Another approach would be to give each card a number from 1 to 52

It could be interesting to define an order on colors such as the one defined in the Belote card game.

So : 0 = 1 of Clubs 1 = 2 of clubs ... 12 = king of club 13 = 1 of diamonds ... and so on.

It is easy by having an order on colors to map any number from 1 to 52 to a card.

Finally you only need number from 1 to 52 to represent the whole card game. That is number from '000000' to '110001' that is only 6 bit by card.

In term of size it is equivalent to the system you use, and I think you cannot reduce it more than 6bit by card.

1
votes

If you order the cards 2c,2d,2h,2s,3c,3d,3h,3s...Ac,Ad,Ah,As, then you can treat them simply as integers from 0 to 51, AND as bit-fields, because the suit becomes the two low-order bits. This also makes comparison by rank faster because you don't have to separate ranks to compare them (i.e., "rank > 10" just becomes "card > 35"). It also makes it simple to use the numbers in lookup tables. I have found this to be the most efficient general-purpose representation, and the one I use in my simulation library.

0
votes

There are a couple ways you can reduce it further than six bits per card. First, enumerate your cards with a system like the other answers mentioned, like:

import itertools

suits = ['Hearts','Diamonds','Spades','Clubs']
ranks = ['Ace','Two','Three','Four','Five','Six','Seven','Eight','Nine','Ten','Jack','Queen','King']
cards = list(itertools.product(ranks, suits))

Any card is now representable as an index into the cards list, which requires enough bits to store a value in the range 0 to len(cards), calculable like:

from math import ceil, log2

def bits_for_index(sequence):
    return ceil(log2(len(sequence)))

So, bits_for_index(cards) returns 6.

But you can observe that for an ordering of the deck, after you choose each card, there is one less possibility for the next card (e.g., no shuffle will contain the Ace of Hearts twice). If you generate a shuffle by selecting a card from your ordering, deleting that card from your list of cards, then choosing the next from the remaining cards, the value of bits_for_index(cards) will eventually go down from 6 to 5, then 4, 3, 2, and 1.

The total number of bits required for this technique is calculated by sum(map(ceil, map(log2, range(52, 1, -1)))), which ends up being 249. You can print a shuffle and its binary representation with something like the following:

from random import randrange

def ordering(sequence):
    sequence = sequence[:]
    value = 0
    while sequence:
        index = randrange(len(sequence))
        print(sequence.pop(index))
        if sequence:
            value += index
            value <<= bits_for_index(sequence)
    return value

ordering_compressed = ordering(cards)
binary_representation = '{:0249b}'.format(ordering_compressed)
print('Compressed to', len(binary_representation), 'bits:', binary_representation)

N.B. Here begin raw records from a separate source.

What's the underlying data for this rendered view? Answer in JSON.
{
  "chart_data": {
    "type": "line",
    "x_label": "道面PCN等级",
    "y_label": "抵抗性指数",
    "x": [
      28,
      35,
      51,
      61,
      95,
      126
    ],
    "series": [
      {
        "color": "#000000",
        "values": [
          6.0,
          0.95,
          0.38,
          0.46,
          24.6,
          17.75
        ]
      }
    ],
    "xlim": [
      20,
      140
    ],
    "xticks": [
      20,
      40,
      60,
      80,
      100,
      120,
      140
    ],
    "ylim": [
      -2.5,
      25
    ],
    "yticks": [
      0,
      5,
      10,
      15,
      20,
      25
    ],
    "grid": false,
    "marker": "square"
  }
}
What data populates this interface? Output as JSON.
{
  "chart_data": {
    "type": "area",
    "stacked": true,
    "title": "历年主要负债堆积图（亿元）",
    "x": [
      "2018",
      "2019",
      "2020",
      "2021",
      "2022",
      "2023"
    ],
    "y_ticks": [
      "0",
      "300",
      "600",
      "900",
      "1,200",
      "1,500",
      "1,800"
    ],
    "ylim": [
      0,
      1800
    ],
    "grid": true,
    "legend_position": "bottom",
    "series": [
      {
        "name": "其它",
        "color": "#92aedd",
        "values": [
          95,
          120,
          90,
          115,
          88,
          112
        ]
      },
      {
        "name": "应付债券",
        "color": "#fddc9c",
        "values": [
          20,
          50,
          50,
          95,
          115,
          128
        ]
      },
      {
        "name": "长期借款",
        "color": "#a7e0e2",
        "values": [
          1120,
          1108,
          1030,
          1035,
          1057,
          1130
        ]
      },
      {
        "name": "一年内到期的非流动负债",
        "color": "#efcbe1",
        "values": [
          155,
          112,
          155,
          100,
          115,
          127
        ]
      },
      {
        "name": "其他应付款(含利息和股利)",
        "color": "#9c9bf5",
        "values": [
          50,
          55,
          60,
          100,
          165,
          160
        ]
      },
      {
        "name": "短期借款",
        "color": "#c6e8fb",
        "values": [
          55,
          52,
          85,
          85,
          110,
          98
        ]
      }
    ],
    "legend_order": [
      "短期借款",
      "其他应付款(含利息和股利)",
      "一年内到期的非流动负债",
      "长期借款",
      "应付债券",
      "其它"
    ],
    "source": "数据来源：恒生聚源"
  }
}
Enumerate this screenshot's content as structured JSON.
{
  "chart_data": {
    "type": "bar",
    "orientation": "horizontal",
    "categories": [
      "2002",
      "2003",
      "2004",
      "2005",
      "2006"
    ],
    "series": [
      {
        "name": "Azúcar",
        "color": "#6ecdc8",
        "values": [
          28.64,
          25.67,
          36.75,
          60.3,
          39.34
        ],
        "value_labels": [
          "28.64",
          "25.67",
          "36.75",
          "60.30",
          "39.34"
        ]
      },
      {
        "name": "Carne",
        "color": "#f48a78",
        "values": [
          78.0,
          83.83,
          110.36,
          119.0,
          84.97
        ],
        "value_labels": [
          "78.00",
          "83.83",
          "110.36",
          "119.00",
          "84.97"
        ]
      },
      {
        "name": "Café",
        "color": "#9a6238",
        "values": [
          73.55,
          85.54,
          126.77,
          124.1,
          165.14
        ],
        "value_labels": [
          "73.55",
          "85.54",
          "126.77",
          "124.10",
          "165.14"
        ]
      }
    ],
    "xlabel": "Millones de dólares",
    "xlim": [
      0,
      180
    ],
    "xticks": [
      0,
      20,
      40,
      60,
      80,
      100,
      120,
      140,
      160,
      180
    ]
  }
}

To extract the ordering, you'd reverse the process, masking and shifting one bit, then two, then two, then three, and so on, until you have a list of indexes into the total cards list:

def extract_ordering(value, sequence):
    indexes = [0]
    while value:
        indexes.append(0)
        bits = bits_for_index(indexes)
        indexes[-1] = value & ((1 << bits) - 1)
        value >>= bits
    padded = [0] * (len(sequence) - len(indexes))
    indexes.extend(padded)
    sequence = sequence[:]
    for idx in reversed(indexes):
        print(sequence.pop(idx))

Also, you could compress a deck of cards further by enumerating all possible orderings and choosing one, which would require ceil(log2(factorial(len(cards)))) or 226 bits:

def ordering(sequence):
    return randrange(factorial(len(sequence)))

def extract_ordering(value, sequence):
    indexes = []
    digit = 1
    while value:
        indexes.append(value % digit)
        value //= digit
        digit += 1
    sequence = sequence[:]
    while indexes:
        print(sequence.pop(indexes.pop()))
    if sequence:
        print(*sequence, sep='\n')

This solution doesn't have quite so tidy a relationship between the bits in the ordering and each individual card, though. And it likely doesn't port quite so easily to languages without universal Big Integer support in their libraries.